Lancashire social entrepreneur Donna Rowe Green shares her story of how using the right language for her audience transformed her enterprise from barely surviving, to thriving:
“In May 2012, I – as a Horticultural Therapist and wife of a veteran – had an idea. Why not use my professional and personal experience to deliver support to Lancashire veterans using gardening? So that is what I did – and we opened Dig In North West in April, 2013.
With TV coverage and green space secured, I expected the referrals to flood in – given the identified need for service. Unfortunately, this wasn’t the case.
And by Christmas, 2013, I was having to consider closing the doors on the garden, and my dreams to make a difference.
Until, I took a step back and reconsidered the first impression I was giving to potential visitors with the strapline of my social enterprise.
The full name was Dig In North West – Horticultural Therapy for Military Veterans – and it dawned on me, it was failing the audience it was intended to attract, for two reasons:
- ‘Horticultural therapy’: Horticultural. Who uses that word? Only those who are a professional in the field. And therapy – my target demographic are rarely actively looking for therapy. So, with a bit of surveying of friends and family, it was clear that this term sounded intimidating for many, who assumed you needed expert knowledge or skills to get involved- not realising it was simply gardening and enjoying the great outdoors.
- ‘For Military Veterans’: I realised that very few service men or women under the age of 60 would identify themselves as ‘veterans’ – immediately isolating a massive sector of my target market.

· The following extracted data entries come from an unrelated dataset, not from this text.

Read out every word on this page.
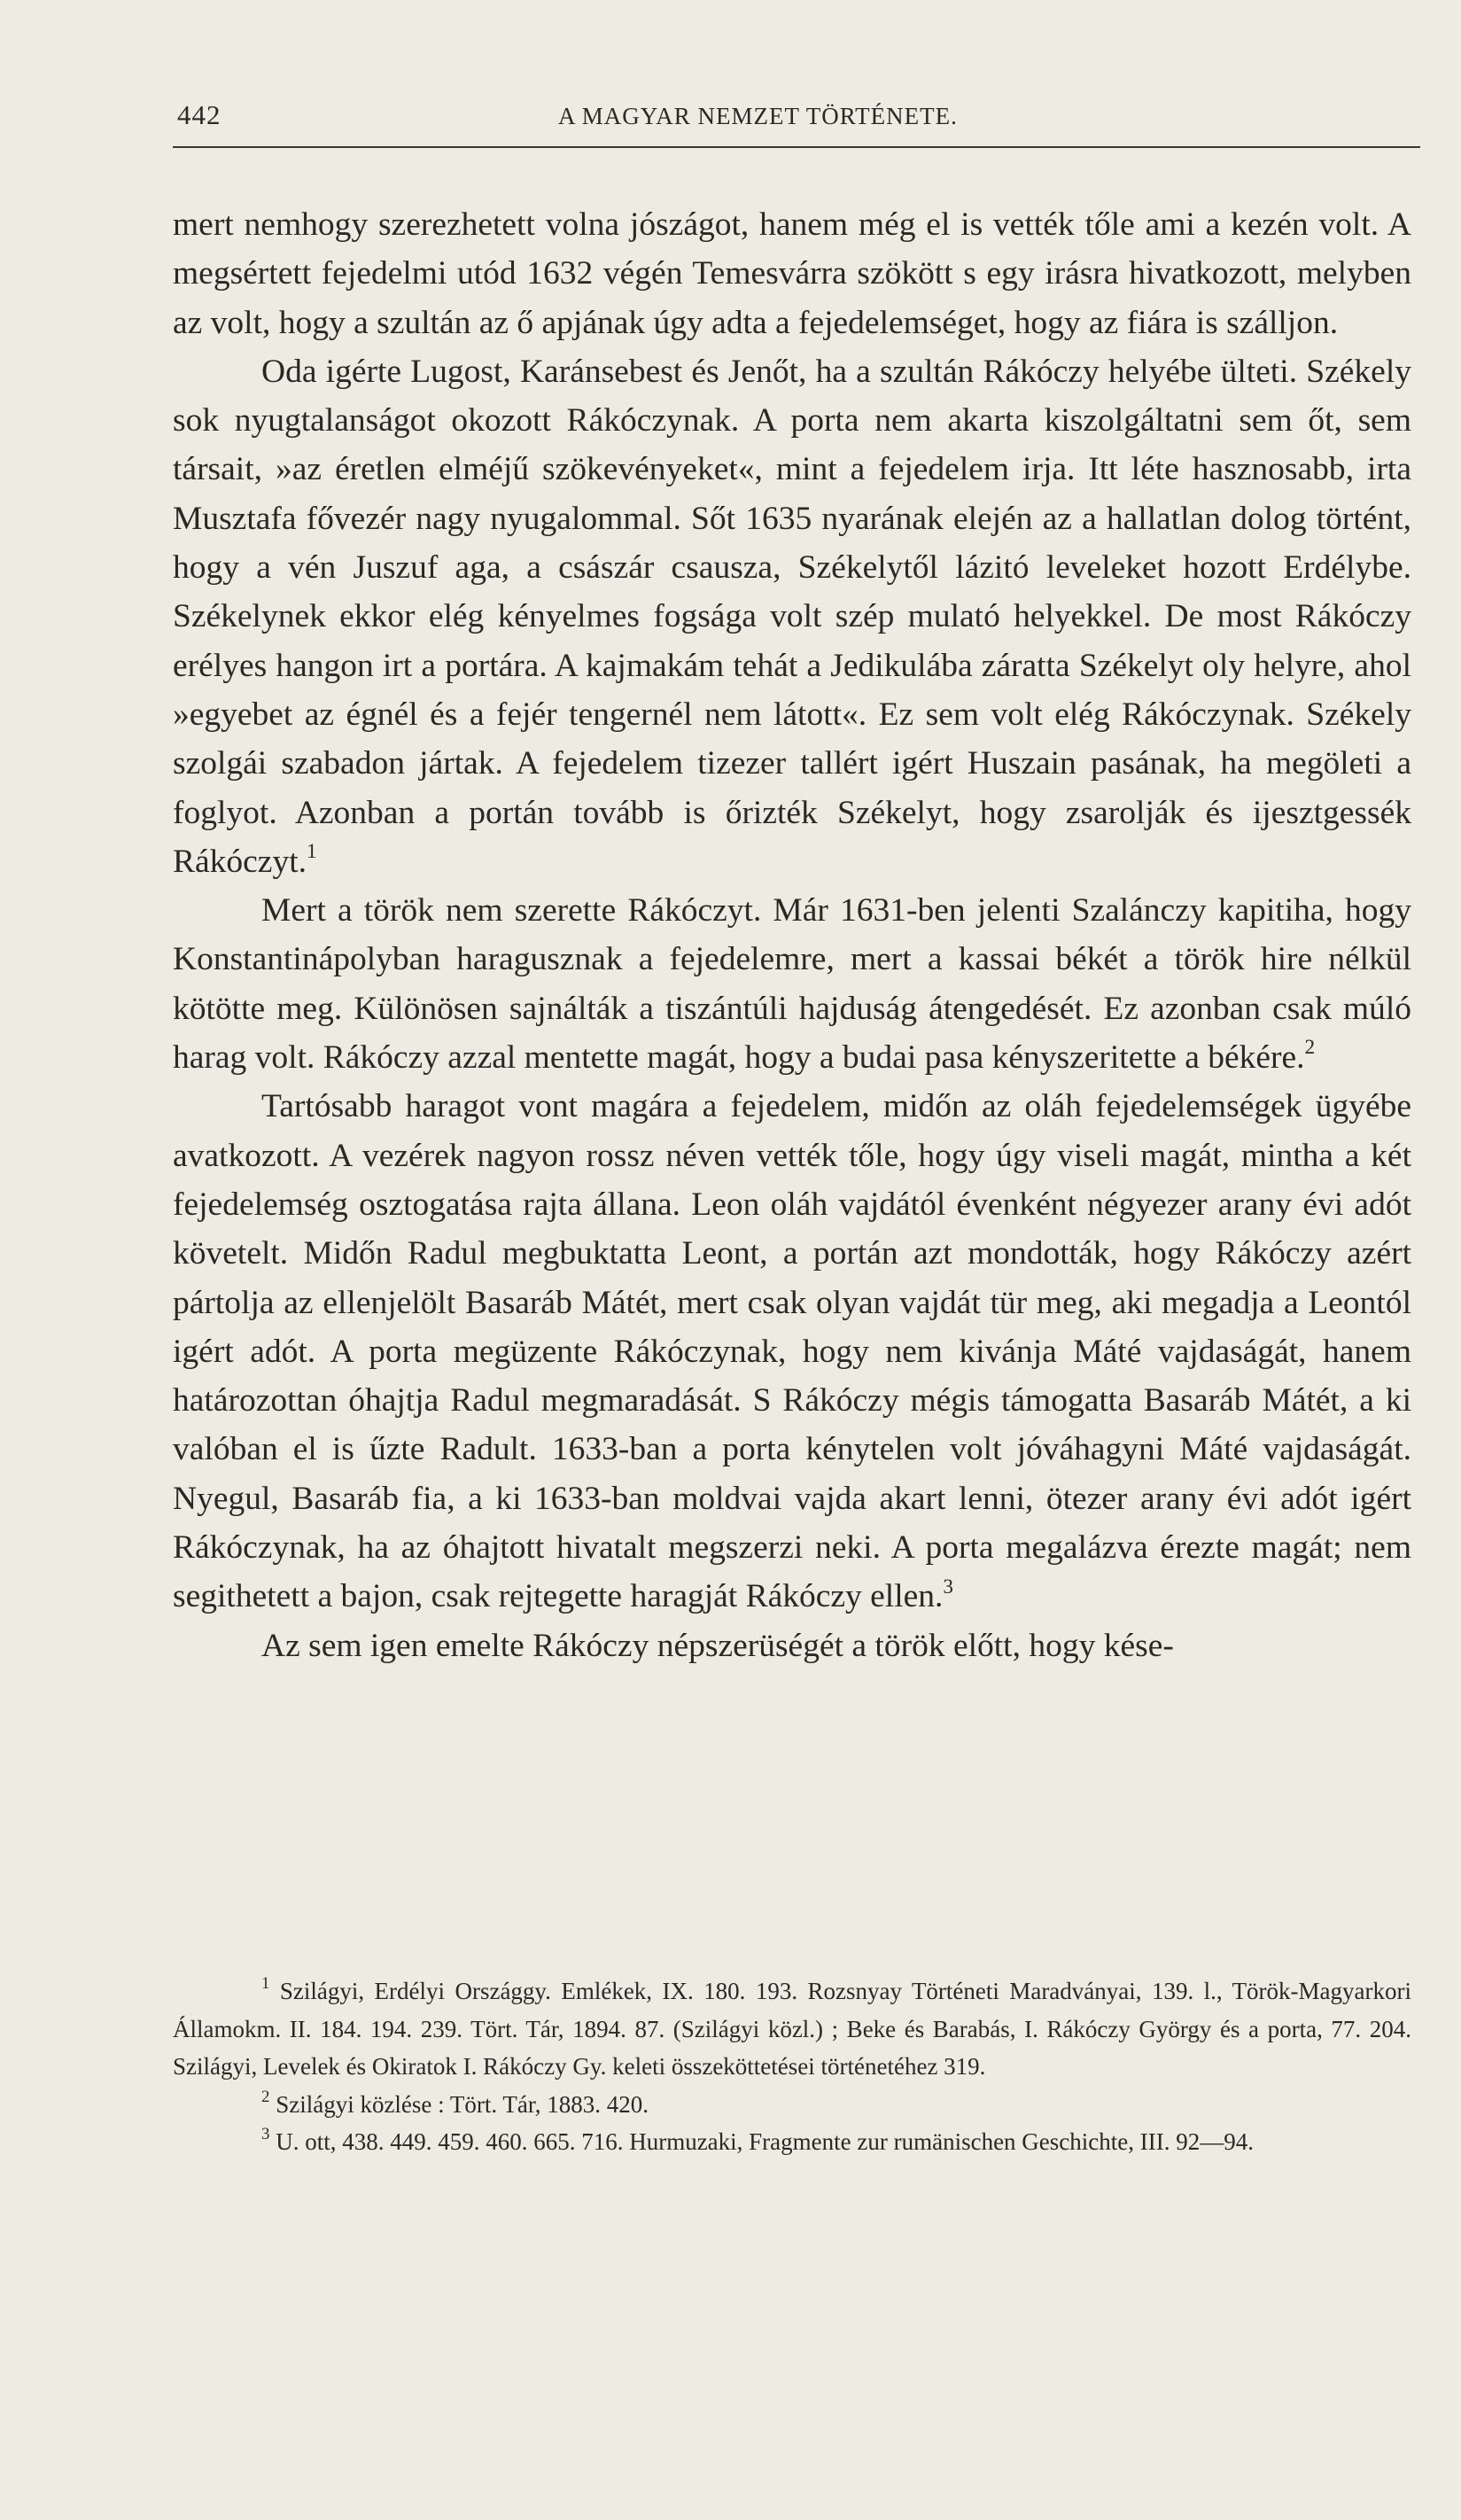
442	A MAGYAR NEMZET TÖRTÉNETE.

mert nemhogy szerezhetett volna jószágot, hanem még el is vették tőle ami a kezén volt. A megsértett fejedelmi utód 1632 végén Temesvárra szökött s egy irásra hivatkozott, melyben az volt, hogy a szultán az ő apjának úgy adta a fejedelemséget, hogy az fiára is szálljon.

Oda igérte Lugost, Karánsebest és Jenőt, ha a szultán Rákóczy helyébe ülteti. Székely sok nyugtalanságot okozott Rákóczynak. A porta nem akarta kiszolgáltatni sem őt, sem társait, »az éretlen elméjű szökevényeket«, mint a fejedelem irja. Itt léte hasznosabb, irta Musztafa fővezér nagy nyugalommal. Sőt 1635 nyarának elején az a hallatlan dolog történt, hogy a vén Juszuf aga, a császár csausza, Székelytől lázitó leveleket hozott Erdélybe. Székelynek ekkor elég kényelmes fogsága volt szép mulató helyekkel. De most Rákóczy erélyes hangon irt a portára. A kajmakám tehát a Jedikulába záratta Székelyt oly helyre, ahol »egyebet az égnél és a fejér tengernél nem látott«. Ez sem volt elég Rákóczynak. Székely szolgái szabadon jártak. A fejedelem tizezer tallért igért Huszain pasának, ha megöleti a foglyot. Azonban a portán tovább is őrizték Székelyt, hogy zsarolják és ijesztgessék Rákóczyt.$^1$

Mert a török nem szerette Rákóczyt. Már 1631-ben jelenti Szalánczy kapitiha, hogy Konstantinápolyban haragusznak a fejedelemre, mert a kassai békét a török hire nélkül kötötte meg. Különösen sajnálták a tiszántúli hajduság átengedését. Ez azonban csak múló harag volt. Rákóczy azzal mentette magát, hogy a budai pasa kényszeritette a békére.$^2$

Tartósabb haragot vont magára a fejedelem, midőn az oláh fejedelemségek ügyébe avatkozott. A vezérek nagyon rossz néven vették tőle, hogy úgy viseli magát, mintha a két fejedelemség osztogatása rajta állana. Leon oláh vajdától évenként négyezer arany évi adót követelt. Midőn Radul megbuktatta Leont, a portán azt mondották, hogy Rákóczy azért pártolja az ellenjelölt Basaráb Mátét, mert csak olyan vajdát tür meg, aki megadja a Leontól igért adót. A porta megüzente Rákóczynak, hogy nem kivánja Máté vajdaságát, hanem határozottan óhajtja Radul megmaradását. S Rákóczy mégis támogatta Basaráb Mátét, a ki valóban el is űzte Radult. 1633-ban a porta kénytelen volt jóváhagyni Máté vajdaságát. Nyegul, Basaráb fia, a ki 1633-ban moldvai vajda akart lenni, ötezer arany évi adót igért Rákóczynak, ha az óhajtott hivatalt megszerzi neki. A porta megalázva érezte magát; nem segithetett a bajon, csak rejtegette haragját Rákóczy ellen.$^3$

Az sem igen emelte Rákóczy népszerüségét a török előtt, hogy kése-

$^1$ Szilágyi, Erdélyi Országgy. Emlékek, IX. 180. 193. Rozsnyay Történeti Maradványai, 139. l., Török-Magyarkori Államokm. II. 184. 194. 239. Tört. Tár, 1894. 87. (Szilágyi közl.) ; Beke és Barabás, I. Rákóczy György és a porta, 77. 204. Szilágyi, Levelek és Okiratok I. Rákóczy Gy. keleti összeköttetései történetéhez 319.

$^2$ Szilágyi közlése : Tört. Tár, 1883. 420.

$^3$ U. ott, 438. 449. 459. 460. 665. 716. Hurmuzaki, Fragmente zur rumänischen Geschichte, III. 92—94.
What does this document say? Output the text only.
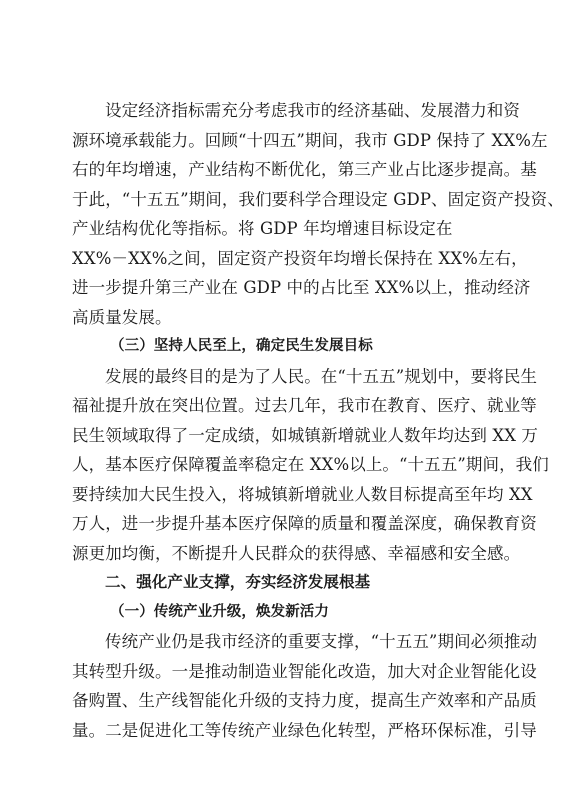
设定经济指标需充分考虑我市的经济基础、发展潜力和资
源环境承载能力。回顾“十四五”期间，我市 GDP 保持了 XX%左
右的年均增速，产业结构不断优化，第三产业占比逐步提高。基
于此，“十五五”期间，我们要科学合理设定 GDP、固定资产投资、
产业结构优化等指标。将 GDP 年均增速目标设定在
XX%－XX%之间，固定资产投资年均增长保持在 XX%左右，
进一步提升第三产业在 GDP 中的占比至 XX%以上，推动经济
高质量发展。
（三）坚持人民至上，确定民生发展目标
发展的最终目的是为了人民。在“十五五”规划中，要将民生
福祉提升放在突出位置。过去几年，我市在教育、医疗、就业等
民生领域取得了一定成绩，如城镇新增就业人数年均达到 XX 万
人，基本医疗保障覆盖率稳定在 XX%以上。“十五五”期间，我们
要持续加大民生投入，将城镇新增就业人数目标提高至年均 XX
万人，进一步提升基本医疗保障的质量和覆盖深度，确保教育资
源更加均衡，不断提升人民群众的获得感、幸福感和安全感。
二、强化产业支撑，夯实经济发展根基
（一）传统产业升级，焕发新活力
传统产业仍是我市经济的重要支撑，“十五五”期间必须推动
其转型升级。一是推动制造业智能化改造，加大对企业智能化设
备购置、生产线智能化升级的支持力度，提高生产效率和产品质
量。二是促进化工等传统产业绿色化转型，严格环保标准，引导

As a result, I changed the strapline to: Down to earth support for the military community.
I also changed the call to action from ‘get help’ to ‘can you help us?” – a much more attractive proposition to people who identified with helping others, rather than themselves.
The changes that were made were a crucial turning point – we didn’t close the doors that Christmas, and instead grew to now become a six figure revenue enterprise helping the military community in ways I could not have imagined.